Lettre de Shila : “”En vérités” : démêler le vrai du faux”

Chers enfants,

Comment allez-vous pendant ce reconfinement ? Je sais que vous êtes plus libres que lors du premier confinement et que vous êtes heureux de vous retrouver avec vos camarades à l’école.

Je sais que le thème de l’année culturelle est “en vérités” et je peux vous dire, moi l’éléphante philosophe, que je ne cesse de ruminer ce thème passionnant :

Je suis avec intérêt ce qui se passe dans mon pays et aussi dans le Monde. Je me suis réjouie de l’élection de Kamala, cette dame dont la maman était ma voisine, originaire de l’état voisin du Tamil Nadu :

J’ai été très triste de savoir que le Président perdant des États-Unis l’ait traitée de monstre. Il a également affirmé que son prédécesseur à la Maison blanche, Mister Obama, n’était pas né aux États-Unis !!

J’ai entendu dire que ce président dit que la presse de son pays ne colporte que des fake news, des mensonges et que lui seul dit la vérité !!

Mais vous savez, chers enfants, il nous faut garder l’esprit critique et essayer de démêler le vrai du faux.

Je sais que ce président sait utiliser les réseaux sociaux pour transmettre ses messages, il envoie des centaines de tweets qui sont lus et retweetés par milliers !!

Mais une étude scientifique très intéressante faite dans son pays nous met en garde.

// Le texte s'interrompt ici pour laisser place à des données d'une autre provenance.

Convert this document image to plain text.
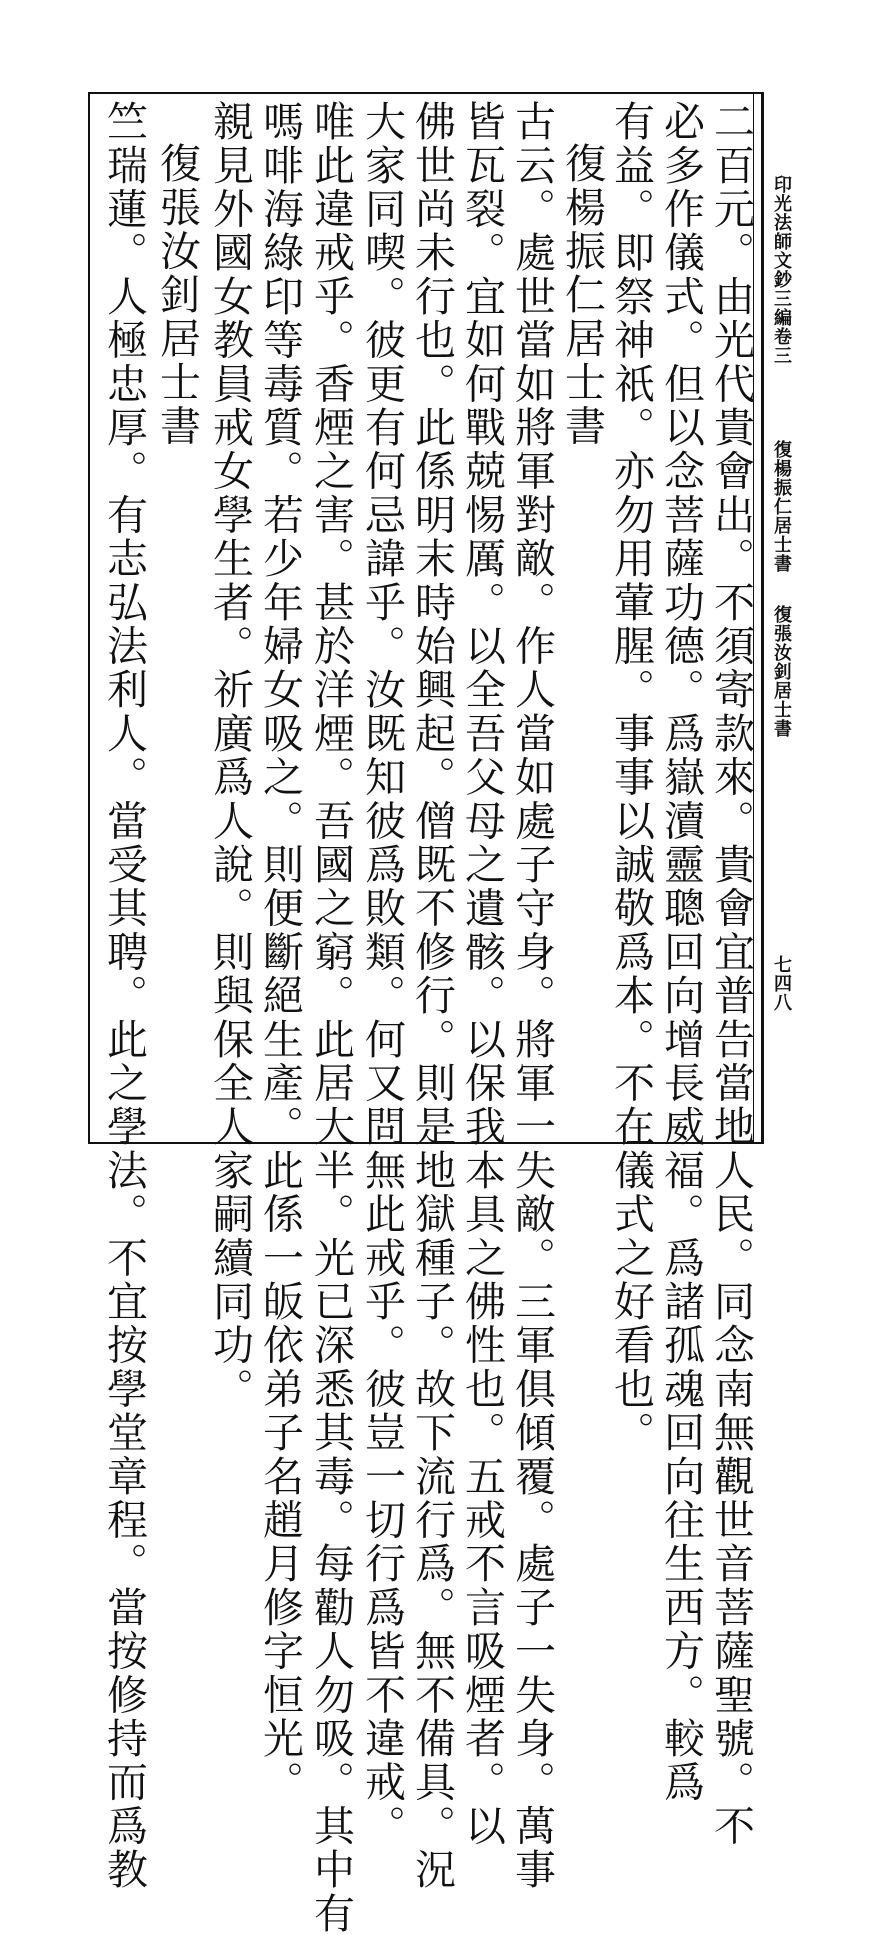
印光法師文鈔三編卷三
復楊振仁居士書
復張汝釗居士書
七四八
二百元。由光代貴會出。不須寄款來。貴會宜普告當地人民。同念南無觀世音菩薩聖號。不
必多作儀式。但以念菩薩功德。爲嶽瀆靈聰回向增長威福。爲諸孤魂回向往生西方。較爲
有益。即祭神祇。亦勿用葷腥。事事以誠敬爲本。不在儀式之好看也。
復楊振仁居士書
古云。處世當如將軍對敵。作人當如處子守身。將軍一失敵。三軍俱傾覆。處子一失身。萬事
皆瓦裂。宜如何戰兢惕厲。以全吾父母之遺骸。以保我本具之佛性也。五戒不言吸煙者。以
佛世尚未行也。此係明末時始興起。僧既不修行。則是地獄種子。故下流行爲。無不備具。況
大家同喫。彼更有何忌諱乎。汝既知彼爲敗類。何又問無此戒乎。彼豈一切行爲皆不違戒。
唯此違戒乎。香煙之害。甚於洋煙。吾國之窮。此居大半。光已深悉其毒。每勸人勿吸。其中有
嗎啡海綠印等毒質。若少年婦女吸之。則便斷絕生產。此係一皈依弟子名趙月修字恒光。
親見外國女教員戒女學生者。祈廣爲人說。則與保全人家嗣續同功。
復張汝釗居士書
竺瑞蓮。人極忠厚。有志弘法利人。當受其聘。此之學法。不宜按學堂章程。當按修持而爲教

Je vais vous raconter une histoire qui nous en dit long sur le pouvoir du mensonge et reviens pour cela dans mon cher pays, à une époque très lointaine, avant même l’empereur Ashoka.

Un jeune empereur ; Alexandre le grand, veut envahir le Nord de l’Inde. Il était empereur dès l’âge de 22 ans. “Alexandre le Grand ou Alexandre III, né le 21 juillet 356 avant Jésus-Christ à Pella et mort le 11 juin 323 avant Jésus-Christ à Babylone, est un roi de Macédoine et l’un des personnages les plus célèbres de l’Antiquité.” Quand il est mort, Alexandre n’avait pas 33 ans !!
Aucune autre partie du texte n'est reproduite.